D’autres, en effet, ont marché sur leurs traces et les ont dépassés, en reprenant et développant la théorie révolutionnaire. Pour mieux tromper et exploiter la société, les nouveaux sauveurs se placent sous l’égide d’une fiction, la souveraineté du peuple, et la présentent comme un principe quasi divin, tout en niant la Divinité. Partant de là, ces hommes ont tout bouleversé ; ils ont jeté au milieu de notre société française et chrétienne de tels éléments de discorde qu’elle est devenue presque méconnaissable, et que l’on ne peut envisager l’avenir sans un patriotique effroi. Si nous ne trouvons pas dans notre raison et dans nos cœurs l’énergie d’arrêter la rage de ces insensés, la France tombera certainement dans l’abîme.

G. DE KERIGANT,
  1. Ses adeptes les plus autorisés, M. Casimir Perrier, entre autres, prétendaient que « la liberté est le despotisme de la loi… »[sic] Erreur funeste ! Là où il y a despotisme, que ce soit celui de la loi, d’un seul ou de plusieurs, il n’y a pas de liberté. — Imbus de principes faux, ils ont concouru à noyer notre pays dans une sorte de despotisme légal dont il aura bien de la peine à se dégager.

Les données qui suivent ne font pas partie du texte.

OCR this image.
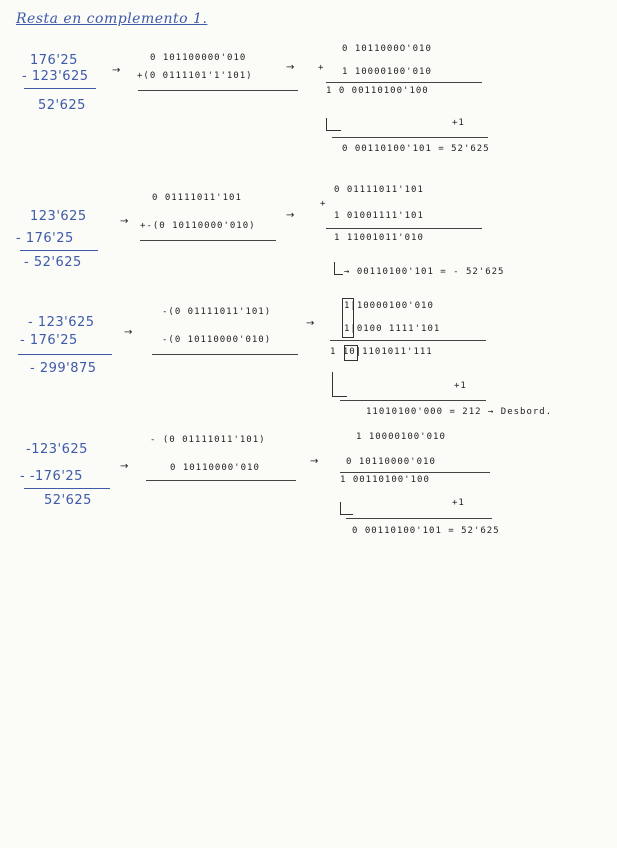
Resta en complemento 1.
176'25
- 123'625
52'625
→
0 101100000'010
+(0 0111101ꞌ1'101)
→	+
0 1011000O'010
1 10000100'010
1 0 00110100'100
+1
0 00110100'101 = 52'625
123'625
- 176'25
- 52'625
→
0 01111011'101
+-(0 10110000'010)
→
+
0 01111011'101
1 01001111'101
1 11001011'010
→ 00110100'101 = - 52'625
- 123'625
- 176'25
- 299'875
→
-(0 01111011'101)
-(0 10110000'010)
→
1|10000100'010
1|0100 1111'101
1 10|1101011'111
+1
11010100'000 = 212 → Desbord.
-123'625
- -176'25
52'625
→
- (0 01111011'101)
0 10110000'010
→
1 10000100'010
0 10110000'010
1 00110100'100
+1
0 00110100'101 = 52'625
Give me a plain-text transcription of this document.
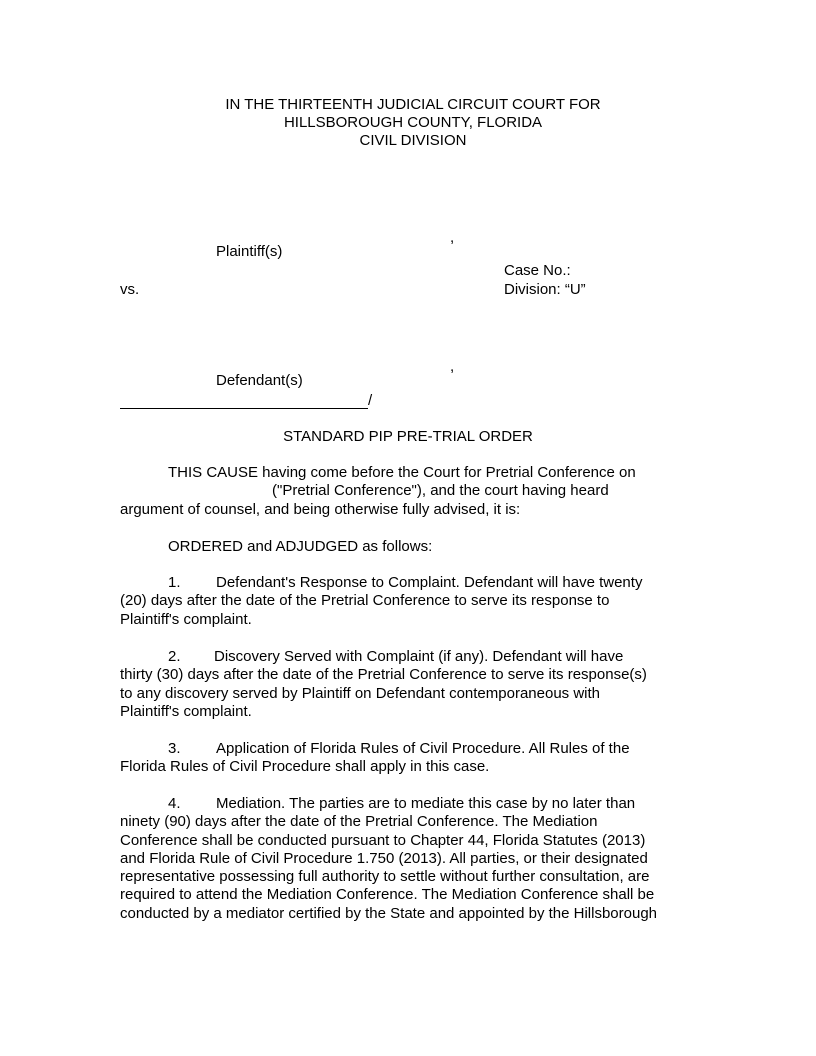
IN THE THIRTEENTH JUDICIAL CIRCUIT COURT FOR
HILLSBOROUGH COUNTY, FLORIDA
CIVIL DIVISION
,
Plaintiff(s)
Case No.:
vs.	Division: “U”
,
Defendant(s)
/
STANDARD PIP PRE-TRIAL ORDER
THIS CAUSE having come before the Court for Pretrial Conference on
("Pretrial Conference"), and the court having heard
argument of counsel, and being otherwise fully advised, it is:
ORDERED and ADJUDGED as follows:
1. Defendant's Response to Complaint. Defendant will have twenty
(20) days after the date of the Pretrial Conference to serve its response to
Plaintiff's complaint.
2. Discovery Served with Complaint (if any). Defendant will have
thirty (30) days after the date of the Pretrial Conference to serve its response(s)
to any discovery served by Plaintiff on Defendant contemporaneous with
Plaintiff's complaint.
3. Application of Florida Rules of Civil Procedure. All Rules of the
Florida Rules of Civil Procedure shall apply in this case.
4. Mediation. The parties are to mediate this case by no later than
ninety (90) days after the date of the Pretrial Conference. The Mediation
Conference shall be conducted pursuant to Chapter 44, Florida Statutes (2013)
and Florida Rule of Civil Procedure 1.750 (2013). All parties, or their designated
representative possessing full authority to settle without further consultation, are
required to attend the Mediation Conference. The Mediation Conference shall be
conducted by a mediator certified by the State and appointed by the Hillsborough
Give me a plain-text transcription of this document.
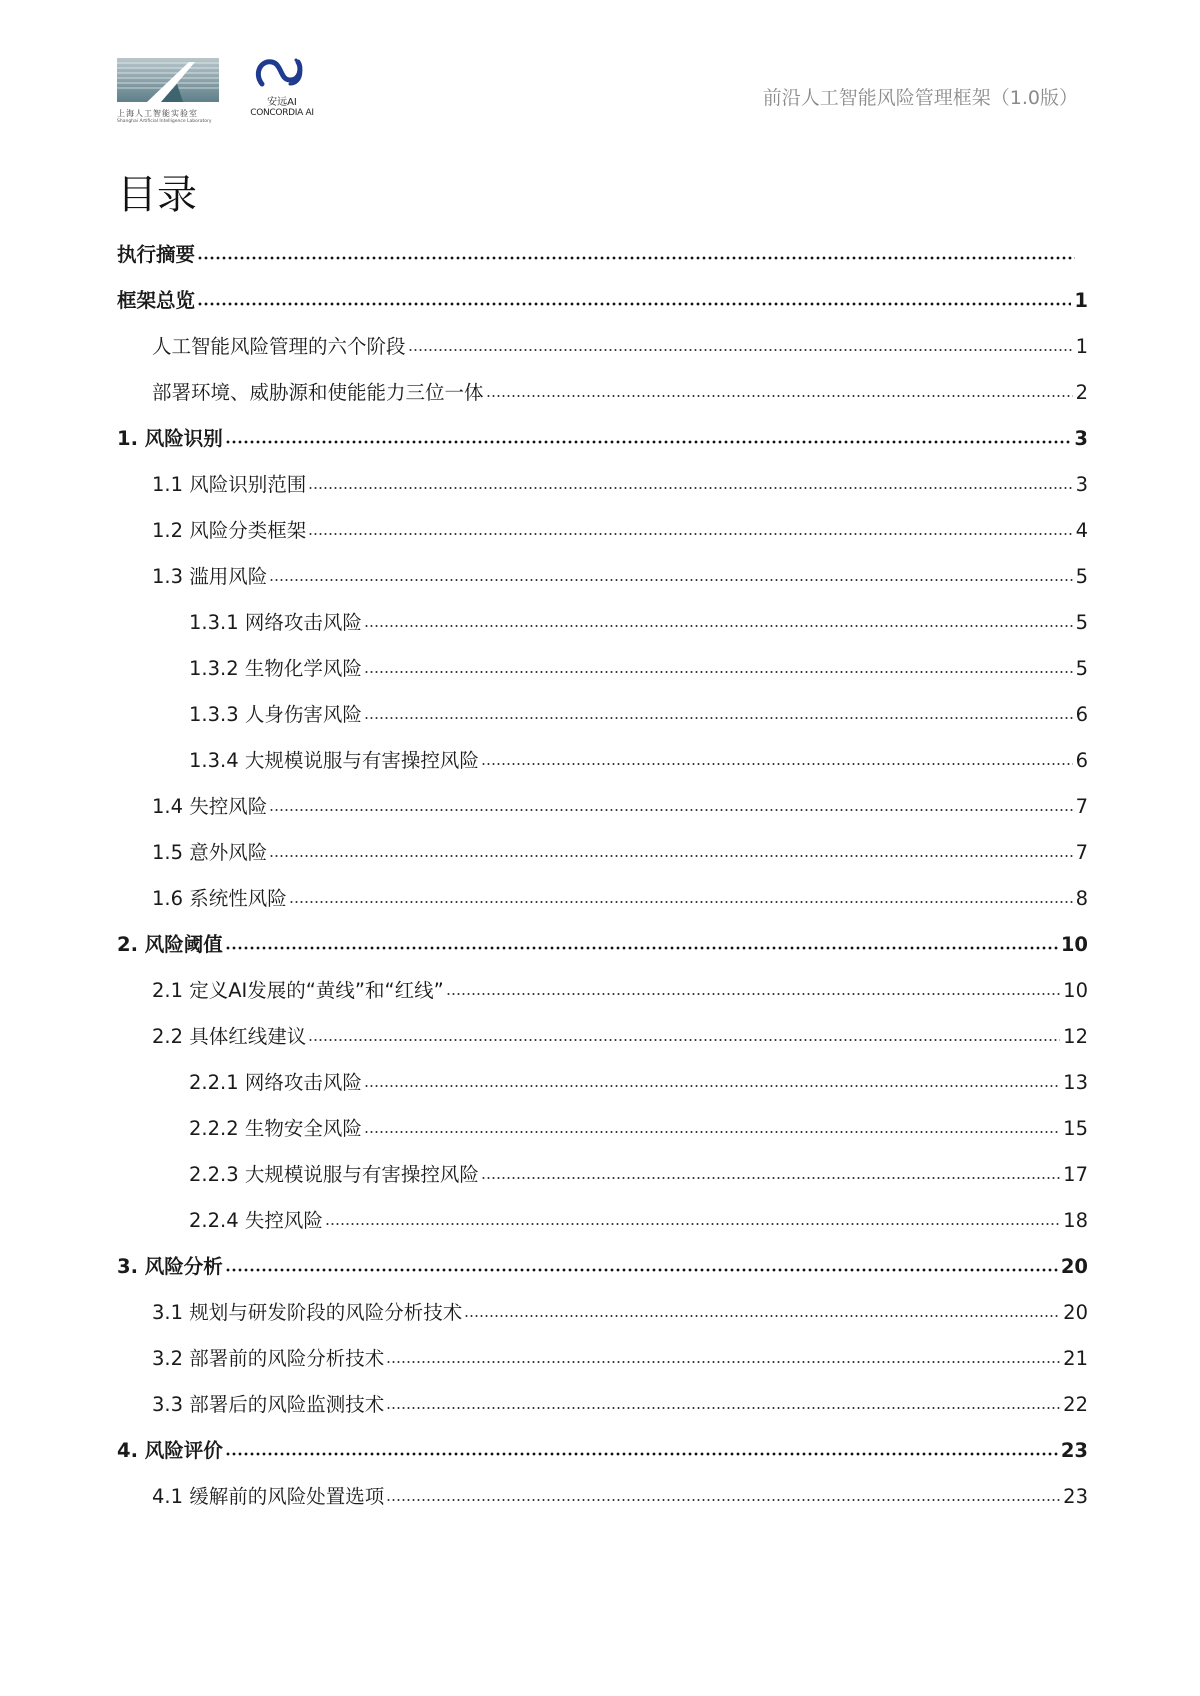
上海人工智能实验室
Shanghai Artificial Intelligence Laboratory
安远AI
CONCORDIA AI
前沿人工智能风险管理框架（1.0版）
目录
执行摘要
框架总览	1
人工智能风险管理的六个阶段	1
部署环境、威胁源和使能能力三位一体	2
1. 风险识别	3
1.1 风险识别范围	3
1.2 风险分类框架	4
1.3 滥用风险	5
1.3.1 网络攻击风险	5
1.3.2 生物化学风险	5
1.3.3 人身伤害风险	6
1.3.4 大规模说服与有害操控风险	6
1.4 失控风险	7
1.5 意外风险	7
1.6 系统性风险	8
2. 风险阈值	10
2.1 定义AI发展的“黄线”和“红线”	10
2.2 具体红线建议	12
2.2.1 网络攻击风险	13
2.2.2 生物安全风险	15
2.2.3 大规模说服与有害操控风险	17
2.2.4 失控风险	18
3. 风险分析	20
3.1 规划与研发阶段的风险分析技术	20
3.2 部署前的风险分析技术	21
3.3 部署后的风险监测技术	22
4. 风险评价	23
4.1 缓解前的风险处置选项	23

  2. Voir, aux pièces justificatives, annexe n° 5.
  3. La famille Ollitrault de Kerivollan, qui habite encore Lanégo, au Quilio, se rappelle très bien ce fait, dont elle m’a parlé plusieurs fois, l’ayant entendu raconter par les siens. J’avais alors neuf à dix ans.
  4. La bataille de Waterloo fut livrée le 18 juin 1815.
  5. Voir annexe n° 1.
  6. Père du comte de Tréveneuc, qui, depuis trente ans, représente à la Chambre des députés ou au Sénat le département des Côtes-du-Nord, avec autant d’intelligence que de dignité. M. de Tréveneuc est l’auteur de la loi essentiellement conservatrice portant son nom et autorisant la Chambre des députés, dans le cas où elle serait obligée de quitter Paris, à se réunir dans un département de son choix.
  7. Notes de M. Andrieux, l’un des volontaires royaux de la division de Courson.
  8. L’armée royaliste, durant toute cette campagne des Cent Jours, fut toujours alimentée par des dons volontaires, et ces dons furent si abondants qu’à la paix, des fonds dont on n’avait pas fait usage furent rendus. Je pourrais citer les noms de beaucoup de donateurs et de donatrices.
  9. Cette intrépide servante de ma mère se nommait Marguerite Le Gouëdard, des environs d’Uzel. Pendant les Cent Jours, elle fit, avec un courage et une prudence remarquables, le service de courrier et portait de l’argent tous les samedis.
  10. Notes de M. Andrieux.
  11. M. et Mme de Kerigant sont morts en 1835, dans le même mois.